Giclee Printing and CMYK Information
In giclee printing, a common term used to describe the ink used is “CcMmYK”, which just appears to be a jumble of letters upon first glance. So what is CcMmYK? Let’s take a look. It is a six color printing process used in some inkjet printers optimized for photo printing. It extends the customary four color CMYK process, which stands for Cyan, Magenta, Yellow and Key (black), by adding light cyan (lower case c) and light magenta (lower case m). The light cyan and light magenta inks are essentially a washed out version of the cyan and magenta inks. Individually light cyan is often abbreviated to “Lc” and Light magenta is represented as “Lm.”
The most noticeable result of using light cyan and light magenta inks is the removal of a distinct and harsh halftoning dot appearance that appears in prints that use light shades of cyan or magenta on the pure CMYK ink configuration. Usually when printing a dark color the printer will saturate the area with colored ink dots, but will use fewer ink dots to create the effect of a light color. The result is hard to notice with Yellow since it is already very light, but individual cyan and magenta ink dots will stand out in a sparse pattern due to their darker color against a white background; the result is undesirable when it is noticed.

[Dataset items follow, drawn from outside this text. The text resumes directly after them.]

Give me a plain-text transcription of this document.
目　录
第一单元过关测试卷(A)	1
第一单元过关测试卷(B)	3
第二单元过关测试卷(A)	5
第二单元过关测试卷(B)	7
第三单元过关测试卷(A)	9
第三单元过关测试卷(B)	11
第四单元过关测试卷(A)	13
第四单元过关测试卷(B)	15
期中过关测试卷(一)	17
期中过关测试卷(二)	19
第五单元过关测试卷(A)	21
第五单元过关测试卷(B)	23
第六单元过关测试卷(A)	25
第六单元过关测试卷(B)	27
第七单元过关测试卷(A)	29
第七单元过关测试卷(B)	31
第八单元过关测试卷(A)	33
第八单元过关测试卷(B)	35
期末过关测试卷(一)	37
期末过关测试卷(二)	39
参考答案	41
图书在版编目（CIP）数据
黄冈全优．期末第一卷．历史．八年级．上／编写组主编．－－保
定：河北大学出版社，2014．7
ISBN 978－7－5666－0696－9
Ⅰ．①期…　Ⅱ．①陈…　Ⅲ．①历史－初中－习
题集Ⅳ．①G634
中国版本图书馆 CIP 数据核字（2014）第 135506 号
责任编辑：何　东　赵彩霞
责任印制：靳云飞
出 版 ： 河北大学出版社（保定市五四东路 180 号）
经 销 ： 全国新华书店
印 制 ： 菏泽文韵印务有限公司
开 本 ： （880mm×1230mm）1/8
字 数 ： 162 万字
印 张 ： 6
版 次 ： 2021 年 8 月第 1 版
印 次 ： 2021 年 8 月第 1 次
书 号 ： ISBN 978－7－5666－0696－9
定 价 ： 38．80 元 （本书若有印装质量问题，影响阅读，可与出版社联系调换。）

By using light cyan or magenta, the printer can saturate areas that would typically use halftoning with these inks to remove the look of sparse magenta and cyan dots. The downside however is the printer needs approximately twice as much light cyan/magenta ink in areas to achieve the same saturation as pure cyan/magenta which can lead to excess ink usage. The end result however is significantly better for some photos.